Разделавшись — хотя бы на время — с гугенотами, королева-мать тем самым чрезвычайно усилила позиции Лиги, которая тотчас начинает упорно добиваться перехода королевского титула к своему ставленнику — Генриху де Гизу. Последнего из Валуа, Генриха III, пытаются похитить и насильно постричь в монахи. Борьба обостряется: короне приходится обороняться одновременно и от Лиги, и от гугенотов.
Генриху Наваррскому, в ночь св. Варфоломея для сохранения жизни отрекшемуся от протестантизма и плененному в Лувре, удается в конце концов бежать на юг Франции, в гугенотские провинции. Здесь он снова становится протестантом, объединяет под своими знаменами значительные гугенотские силы и организует новый поход против короля. Осадами и сражениями Наваррский упорно прокладывает себе путь на север, завоевывая город за городом, провинцию за провинцией.
Здесь, в местах наиболее ожесточенных схваток, мы снова встречаем нашего героя, нелегально вернувшегося из Англии, чтобы сменить перо и рифмы на шпагу и пистолеты. В этом амплуа дю Вентре весьма успешно досказывает многое из того, чего не успел изложить в стихах,— настолько успешно, что папистские историки тех лет затрудняются определить, какой вид оружия более опасен в руках этого кавалера. «Что же сказать о военном мужестве и отваге неприятеля,— пишет, к примеру, Пьер л'Этуаль,— если при Клермоне некий шевалье дю Виндрей, сопутствуемый лишь дюжиной кирасиров, с криками «За двадцать четвертое августа, канальи!» пробился через отменно фортифисированные диспозиции целого полка наших нерадивых воителей и чуть было не пленил самого маршала Вогана!..»

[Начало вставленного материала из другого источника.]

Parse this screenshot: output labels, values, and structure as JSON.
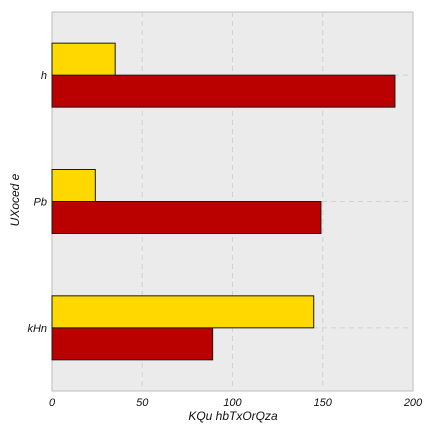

В 1589 году под кинжалами убийц погибают два Генриха — де Гиз и царствующий Валуа. За год перед этим пал в сражении третий Генрих — Конде, принц крови, также имевший известные основания претендовать на французскую корону. Обезглавленная Лига вынуждена согласиться на провозглашение королем единственного — после смерти Конде — кандидата гугенотов, четвертого Генриха — Генриха IV, короля Наварры, при условии… его перехода в католичество.

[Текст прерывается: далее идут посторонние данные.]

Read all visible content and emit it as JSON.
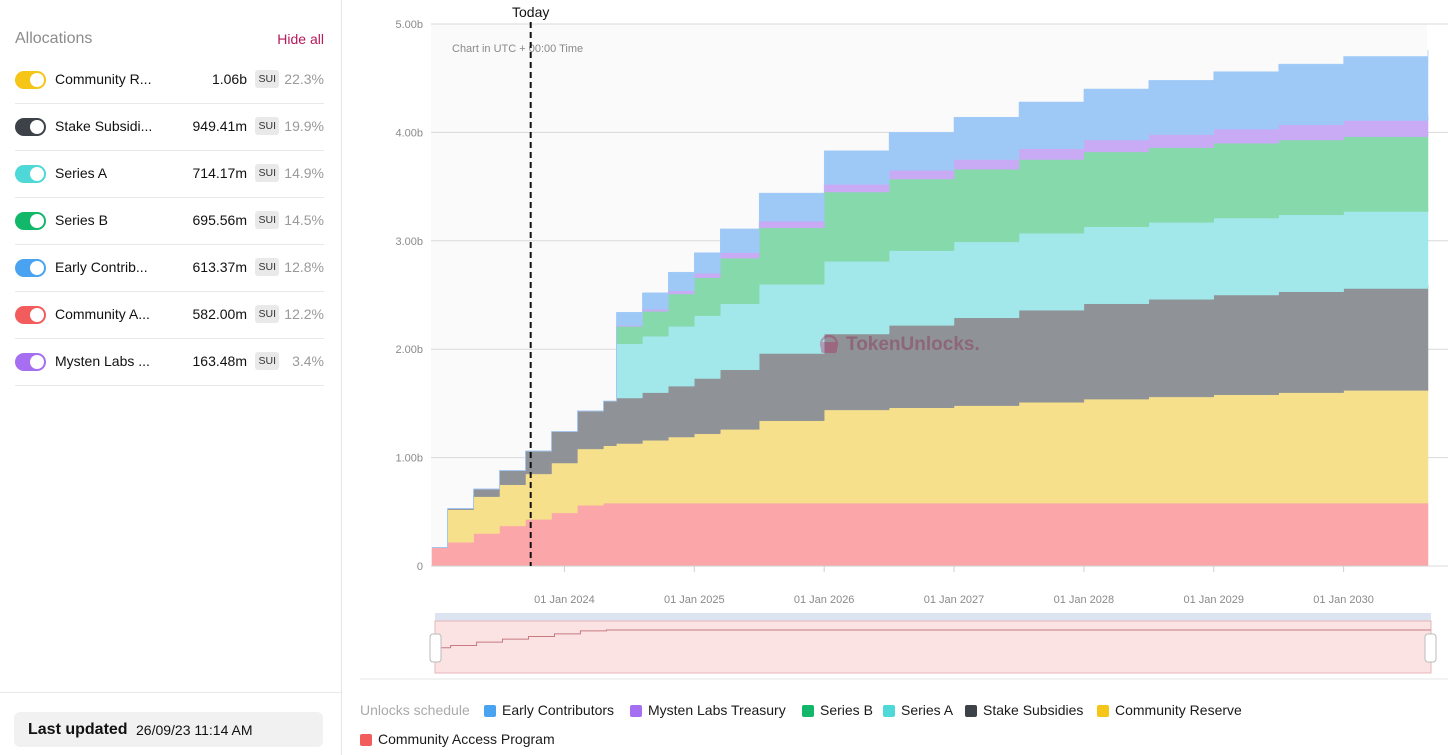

Борьба гугенотов увенчивается победой лишь в 1598 году: Нантский эдикт узаконивает свободу вероисповедания и для истерзанной междоусобицей и войнами Франции наступает на какое-то время долгожданный мир.

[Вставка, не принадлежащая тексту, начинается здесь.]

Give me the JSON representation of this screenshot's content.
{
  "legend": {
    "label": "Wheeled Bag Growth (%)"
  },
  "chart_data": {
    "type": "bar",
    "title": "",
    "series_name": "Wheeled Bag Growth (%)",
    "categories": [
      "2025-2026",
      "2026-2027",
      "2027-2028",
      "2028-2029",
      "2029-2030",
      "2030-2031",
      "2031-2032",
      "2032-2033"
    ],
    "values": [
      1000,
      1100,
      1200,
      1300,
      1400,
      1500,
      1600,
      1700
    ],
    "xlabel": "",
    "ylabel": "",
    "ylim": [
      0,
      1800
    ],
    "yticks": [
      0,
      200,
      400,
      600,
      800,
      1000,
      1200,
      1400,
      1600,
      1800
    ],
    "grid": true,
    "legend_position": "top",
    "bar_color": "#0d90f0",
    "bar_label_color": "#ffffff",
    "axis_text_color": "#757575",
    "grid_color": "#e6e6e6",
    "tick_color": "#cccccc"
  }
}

«Процесс ликвидации феодализма и развития капитализма является в то же время процессом складывания людей в нацию» — так учит сталинская теория (Сталин И. В. Марксизм и национальный вопрос. М., 1936. С. 27). Складывание французов в нацию в бурную эпоху религиозных войн не могло не выразиться в небывалом расцвете духовных богатств этого народа. И действительно, именно эти десятилетия французского Возрождения оказались чрезвычайно плодотворными для французского искусства, в частности и в особенности — для поэзии. Соответственно сложности и богатству духовной жизни нации, музыкальности и пластичности ее языка возникает и развивается множество поэтических жанров и форм. «С той поры как Ронсар и Дю Белле создали славу нашей французской поэзии,— утверждает Мишель Монтень в своих «Опытах»,— нет больше стихоплетов, сколь бы бездарными они ни были, которые не пучились бы словами… Никогда еще не было у нас столько поэтов, пишущих на родном языке» (Монтень М. Опыты. М., 1954.' Т. 1. С. 217).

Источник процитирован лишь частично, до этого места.